Ela, então, relembra novelas de sucesso que recorriam ao humor "pastelão", mas com histórias bem estruturadas e outras camadas. "A gente vê aquelas novelas famosas que tinham aquelas cenas de guerra de comida, como 'Guerra dos Sexos' (1983) com a Fernanda Montenegro e com o Paulo Autran. Uma história lá de trás, que tem o 'pastelão', mas que se segurava em outras coisas, não só no humor".
A especialista diz que o foco excessivo no humor também pode ter tirado o foco de uma trama com mais desdobramentos e personagens mais complexos. "A gente tem um elenco muito bom, com atuações dentro do esperado, na maior parte dos casos, mas eu acho que a parte principal, que não dá uma amarração boa, é a própria trama e a construção desses personagens. Eu acho que fica faltando coisas ali", ressalta Mungioli.
Após a má repercussão de "Fuzuê" entre os telespectadores, a Globo apostou em estratégias para atrair o público.

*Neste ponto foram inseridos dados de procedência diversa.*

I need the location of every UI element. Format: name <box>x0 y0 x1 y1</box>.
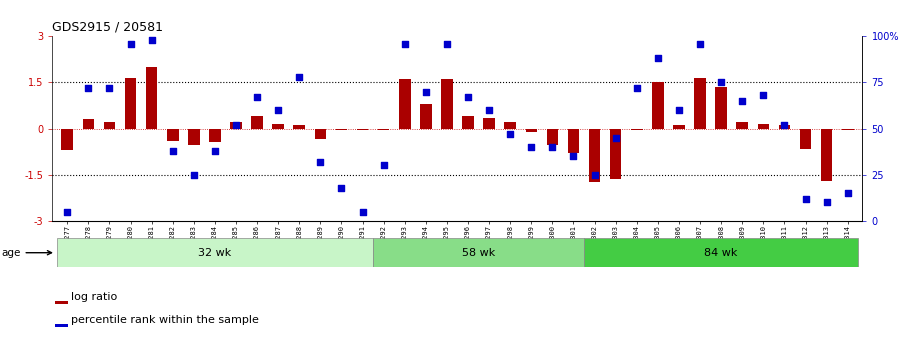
Bar <box>737 122 748 128</box>
Bar <box>653 82 663 128</box>
Point <box>440 41 454 46</box>
Text: log ratio: log ratio <box>71 292 117 302</box>
Text: 84 wk: 84 wk <box>704 248 738 258</box>
Point <box>524 144 538 150</box>
Point <box>60 209 74 214</box>
Point <box>693 41 708 46</box>
Bar <box>715 87 727 128</box>
Point <box>250 95 264 100</box>
Point <box>735 98 749 104</box>
Bar <box>842 128 853 130</box>
Point <box>419 89 433 94</box>
Bar <box>125 78 137 128</box>
Bar <box>694 78 706 128</box>
Bar <box>399 79 411 128</box>
Point <box>376 163 391 168</box>
Point <box>123 41 138 46</box>
Bar <box>188 128 200 146</box>
Text: 32 wk: 32 wk <box>198 248 232 258</box>
Point <box>313 159 328 165</box>
Bar <box>610 128 622 179</box>
Bar <box>272 124 284 128</box>
Point <box>608 135 623 140</box>
Point <box>503 131 518 137</box>
Text: GDS2915 / 20581: GDS2915 / 20581 <box>52 21 164 34</box>
Point <box>461 95 475 100</box>
Point <box>166 148 180 154</box>
Bar <box>673 126 685 128</box>
Bar <box>483 118 495 128</box>
Bar <box>462 116 474 128</box>
Text: 58 wk: 58 wk <box>462 248 495 258</box>
Bar <box>62 128 73 150</box>
Bar <box>631 128 643 130</box>
Point <box>841 190 855 196</box>
Text: percentile rank within the sample: percentile rank within the sample <box>71 315 259 325</box>
Bar <box>104 122 115 128</box>
Bar <box>441 79 452 128</box>
Point <box>630 85 644 91</box>
Point <box>651 56 665 61</box>
Bar <box>252 116 262 128</box>
Bar <box>567 128 579 153</box>
Bar <box>336 128 348 130</box>
Bar <box>230 122 242 128</box>
Point <box>587 172 602 177</box>
Point <box>102 85 117 91</box>
Point <box>271 107 285 113</box>
Point <box>819 199 834 205</box>
Bar <box>504 122 516 128</box>
Bar <box>315 128 326 139</box>
Bar <box>82 119 94 128</box>
Point <box>356 209 370 214</box>
Point <box>545 144 559 150</box>
Bar <box>357 128 368 130</box>
Point <box>397 41 412 46</box>
Bar <box>800 128 811 148</box>
Point <box>672 107 686 113</box>
Bar <box>547 128 558 146</box>
Bar <box>167 128 178 141</box>
Point <box>145 37 159 43</box>
Point <box>207 148 222 154</box>
Text: age: age <box>1 248 52 258</box>
Bar <box>526 128 537 131</box>
Bar <box>54 324 68 327</box>
Bar <box>589 128 600 183</box>
Bar <box>420 104 432 128</box>
Bar <box>373 238 584 267</box>
Bar <box>757 124 769 128</box>
Bar <box>209 128 221 142</box>
Point <box>777 122 792 128</box>
Bar <box>778 126 790 128</box>
Point <box>229 122 243 128</box>
Bar <box>584 238 858 267</box>
Bar <box>293 126 305 128</box>
Point <box>481 107 496 113</box>
Point <box>292 74 307 80</box>
Bar <box>57 238 373 267</box>
Point <box>798 196 813 201</box>
Bar <box>378 128 389 130</box>
Point <box>334 185 348 190</box>
Point <box>567 154 581 159</box>
Point <box>186 172 201 177</box>
Point <box>714 80 729 85</box>
Bar <box>146 67 157 128</box>
Bar <box>54 300 68 304</box>
Point <box>81 85 96 91</box>
Bar <box>821 128 833 181</box>
Point <box>756 92 770 98</box>
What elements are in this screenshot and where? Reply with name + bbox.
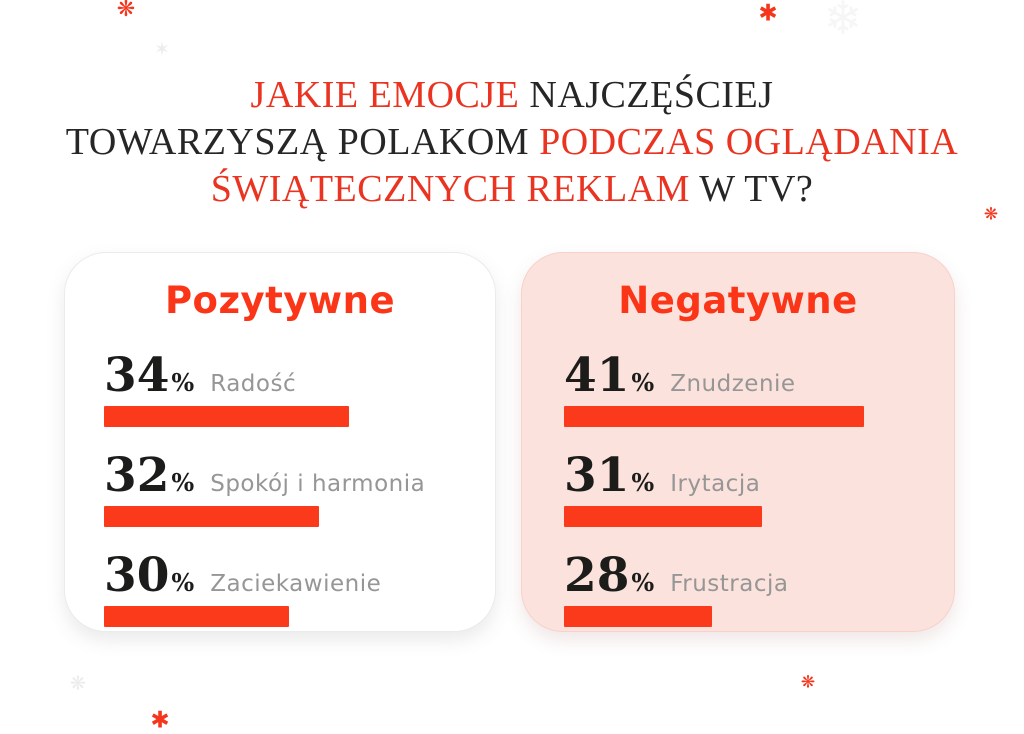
panel-title-negative: Negatywne	[618, 279, 858, 322]
stat-label: Frustracja	[670, 571, 789, 597]
title-line-3: ŚWIĄTECZNYCH REKLAM W TV?	[0, 166, 1024, 213]
page-title: JAKIE EMOCJE NAJCZĘŚCIEJ TOWARZYSZĄ POLA…	[0, 72, 1024, 213]
percent-sign: %	[171, 568, 195, 597]
title-segment: ŚWIĄTECZNYCH REKLAM	[210, 168, 690, 210]
stat-row: 30% Zaciekawienie	[104, 552, 495, 627]
star-icon: ✶	[154, 38, 170, 61]
title-line-2: TOWARZYSZĄ POLAKOM PODCZAS OGLĄDANIA	[0, 119, 1024, 166]
title-line-1: JAKIE EMOCJE NAJCZĘŚCIEJ	[0, 72, 1024, 119]
stat-label: Znudzenie	[670, 371, 796, 397]
stat-label: Radość	[210, 371, 297, 397]
stat-row: 41% Znudzenie	[564, 352, 954, 427]
stat-bar	[564, 606, 712, 627]
stat-bar	[564, 406, 864, 427]
percent-sign: %	[631, 468, 655, 497]
positive-rows: 34% Radość 32% Spokój i harmonia 30% Zac…	[104, 352, 495, 627]
stat-label: Zaciekawienie	[210, 571, 382, 597]
stat-row: 28% Frustracja	[564, 552, 954, 627]
snowflake-icon: ❄	[823, 0, 863, 45]
stat-bar	[564, 506, 762, 527]
snowflake-icon: ❋	[70, 672, 86, 695]
panel-title-positive: Pozytywne	[164, 279, 396, 322]
stat-value: 34	[104, 348, 170, 403]
stat-row: 34% Radość	[104, 352, 495, 427]
star-icon: ✱	[150, 707, 170, 734]
stat-bar	[104, 506, 319, 527]
stat-row: 31% Irytacja	[564, 452, 954, 527]
percent-sign: %	[631, 368, 655, 397]
title-segment: JAKIE EMOCJE	[250, 74, 520, 116]
percent-sign: %	[171, 368, 195, 397]
stat-label: Spokój i harmonia	[210, 471, 426, 497]
stat-bar	[104, 606, 289, 627]
star-icon: ✱	[758, 0, 778, 27]
positive-emotions-panel: Pozytywne 34% Radość 32% Spokój i harmon…	[64, 252, 496, 632]
negative-rows: 41% Znudzenie 31% Irytacja 28% Frustracj…	[564, 352, 954, 627]
title-segment: NAJCZĘŚCIEJ	[519, 74, 774, 116]
negative-emotions-panel: Negatywne 41% Znudzenie 31% Irytacja 28%	[521, 252, 955, 632]
percent-sign: %	[171, 468, 195, 497]
stat-value: 32	[104, 448, 170, 503]
stat-value: 31	[564, 448, 630, 503]
stat-value: 41	[564, 348, 630, 403]
stat-bar	[104, 406, 349, 427]
stat-label: Irytacja	[670, 471, 761, 497]
title-segment: PODCZAS OGLĄDANIA	[539, 121, 959, 163]
snowflake-icon: ❋	[800, 672, 816, 693]
snowflake-icon: ❋	[116, 0, 136, 22]
percent-sign: %	[631, 568, 655, 597]
stat-value: 28	[564, 548, 630, 603]
title-segment: W TV?	[689, 168, 814, 210]
title-segment: TOWARZYSZĄ POLAKOM	[65, 121, 540, 163]
stat-value: 30	[104, 548, 170, 603]
snowflake-icon: ❋	[983, 204, 999, 225]
stat-row: 32% Spokój i harmonia	[104, 452, 495, 527]
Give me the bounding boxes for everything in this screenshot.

Além de passar comerciais que relembram a história dos personagens, os atores da trama estão sendo chamados para programas da emissora para promover a novela. A especialista diz que essa é uma forma de reapresentar a trama para os telespectadores.
"Acho que o público está com esse sentimento de que história não anda e parou de assistir, nem sabe o que tá acontecendo [...] E é uma pena porque a gente gosta de ver uma novela que cative muito público, que tem uma história que gera engajamento. Então, ela ainda está perdendo em alguns quesitos", diz ela.